Expanding On The API Acronym

I really dislike acronyms, so the irony surrounding me being the API Evangelist is always present for me. API isn’t just about RESTful APIs to me. API is much more than just the technical, it is also the business and politics of our digital world–something that doesn’t come across in three letters.

As part of my storytelling, I enjoy unpacking the complexity that acronyms are often used to shadow, hopefully making the world of technology a little less intimidating for folks. While space out at lunch the other day I unpacked API and wrote this:

  • A - application - the action of putting something into operation.
  • P - programming - the action or process of writing computer programs.
  • I - interface - interact with another system, person, or organization.

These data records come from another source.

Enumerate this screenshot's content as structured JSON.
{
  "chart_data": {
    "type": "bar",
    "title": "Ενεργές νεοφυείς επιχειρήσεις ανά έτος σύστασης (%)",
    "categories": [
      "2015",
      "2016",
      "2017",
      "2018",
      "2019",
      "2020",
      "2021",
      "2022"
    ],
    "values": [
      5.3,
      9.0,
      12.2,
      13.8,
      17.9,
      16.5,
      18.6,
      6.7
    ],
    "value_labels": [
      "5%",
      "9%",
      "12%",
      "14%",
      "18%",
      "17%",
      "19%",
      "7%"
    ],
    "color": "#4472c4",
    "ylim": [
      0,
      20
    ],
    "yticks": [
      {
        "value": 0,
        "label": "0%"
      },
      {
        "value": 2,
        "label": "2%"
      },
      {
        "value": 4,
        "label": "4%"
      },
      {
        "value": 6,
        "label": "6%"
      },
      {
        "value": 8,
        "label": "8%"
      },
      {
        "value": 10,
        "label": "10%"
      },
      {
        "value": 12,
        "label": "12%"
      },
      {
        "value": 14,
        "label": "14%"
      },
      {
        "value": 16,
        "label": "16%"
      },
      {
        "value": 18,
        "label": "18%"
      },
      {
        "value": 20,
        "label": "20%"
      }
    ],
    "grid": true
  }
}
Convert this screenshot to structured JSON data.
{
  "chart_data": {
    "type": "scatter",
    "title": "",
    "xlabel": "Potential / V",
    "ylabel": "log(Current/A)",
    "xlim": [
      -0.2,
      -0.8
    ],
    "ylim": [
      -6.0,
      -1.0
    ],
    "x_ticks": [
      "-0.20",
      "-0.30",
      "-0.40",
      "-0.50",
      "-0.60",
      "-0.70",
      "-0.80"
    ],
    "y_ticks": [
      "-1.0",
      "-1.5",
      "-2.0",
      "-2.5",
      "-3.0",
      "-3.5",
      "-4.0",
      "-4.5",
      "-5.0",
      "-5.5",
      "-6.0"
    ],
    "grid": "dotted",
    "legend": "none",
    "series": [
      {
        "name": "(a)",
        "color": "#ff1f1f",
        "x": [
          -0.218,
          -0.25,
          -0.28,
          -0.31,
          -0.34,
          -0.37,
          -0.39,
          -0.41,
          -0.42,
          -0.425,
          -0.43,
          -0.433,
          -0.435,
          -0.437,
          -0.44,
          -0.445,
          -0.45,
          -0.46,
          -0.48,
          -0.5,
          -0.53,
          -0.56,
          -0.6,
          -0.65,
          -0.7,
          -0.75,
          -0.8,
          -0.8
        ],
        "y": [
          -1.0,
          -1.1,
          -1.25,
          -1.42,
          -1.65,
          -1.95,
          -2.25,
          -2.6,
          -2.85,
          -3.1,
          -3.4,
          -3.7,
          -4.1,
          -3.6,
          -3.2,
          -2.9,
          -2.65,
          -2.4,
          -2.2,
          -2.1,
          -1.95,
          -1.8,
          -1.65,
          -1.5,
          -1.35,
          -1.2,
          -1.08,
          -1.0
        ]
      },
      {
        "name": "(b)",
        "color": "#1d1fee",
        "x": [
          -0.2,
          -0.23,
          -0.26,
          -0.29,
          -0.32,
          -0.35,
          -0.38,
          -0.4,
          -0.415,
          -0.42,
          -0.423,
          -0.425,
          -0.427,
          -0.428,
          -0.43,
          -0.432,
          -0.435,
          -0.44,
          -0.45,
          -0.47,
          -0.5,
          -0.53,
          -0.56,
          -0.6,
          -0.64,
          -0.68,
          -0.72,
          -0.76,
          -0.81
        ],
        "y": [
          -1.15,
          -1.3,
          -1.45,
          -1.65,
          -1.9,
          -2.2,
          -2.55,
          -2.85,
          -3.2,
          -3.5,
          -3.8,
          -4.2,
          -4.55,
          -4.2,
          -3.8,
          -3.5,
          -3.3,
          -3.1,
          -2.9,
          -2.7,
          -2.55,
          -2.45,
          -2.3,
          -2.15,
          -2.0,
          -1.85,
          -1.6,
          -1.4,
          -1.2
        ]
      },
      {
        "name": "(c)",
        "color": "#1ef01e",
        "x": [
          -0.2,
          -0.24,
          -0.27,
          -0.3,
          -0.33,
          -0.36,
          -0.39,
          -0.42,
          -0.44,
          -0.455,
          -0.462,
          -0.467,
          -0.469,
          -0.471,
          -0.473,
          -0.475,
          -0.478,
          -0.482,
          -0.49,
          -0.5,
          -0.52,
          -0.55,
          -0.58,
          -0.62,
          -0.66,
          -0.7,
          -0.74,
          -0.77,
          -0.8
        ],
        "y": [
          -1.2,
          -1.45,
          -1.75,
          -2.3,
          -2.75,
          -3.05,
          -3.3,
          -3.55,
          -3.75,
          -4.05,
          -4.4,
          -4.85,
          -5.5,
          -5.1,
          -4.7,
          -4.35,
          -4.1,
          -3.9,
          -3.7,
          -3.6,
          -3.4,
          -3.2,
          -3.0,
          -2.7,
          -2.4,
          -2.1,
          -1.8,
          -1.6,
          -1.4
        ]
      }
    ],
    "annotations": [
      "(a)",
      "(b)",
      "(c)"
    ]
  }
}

I feel like this has helped unpack not just the acronym, but also the words behind them, helping better speak to what APIs actually do in my opinion. I feel like mobile applications always take the lion share of meaning when it comes to the meaning behind the word application. I also feel like humans are left out of the interface discussion. Storytelling around the acronym helps me provide a little more depth regarding what is API, giving me some easy definitions I can recall throughout my storytelling and API conversations.

Telling stories as allowed me to evolve as a technologist. I used to never see the problem with using acronyms as shorthand for technical complexity, but after telling thousands of stories about a single acronym, I’ve come very acquainted with how they are used to exclude and obfuscate not just technical complexity, but the business and political undertow that exist in technological circles. I really have come to dislike acronyms, and being the API Evangelist keeps this dislike front and center for me, helping me to remember to unpack the complexity whenever I can.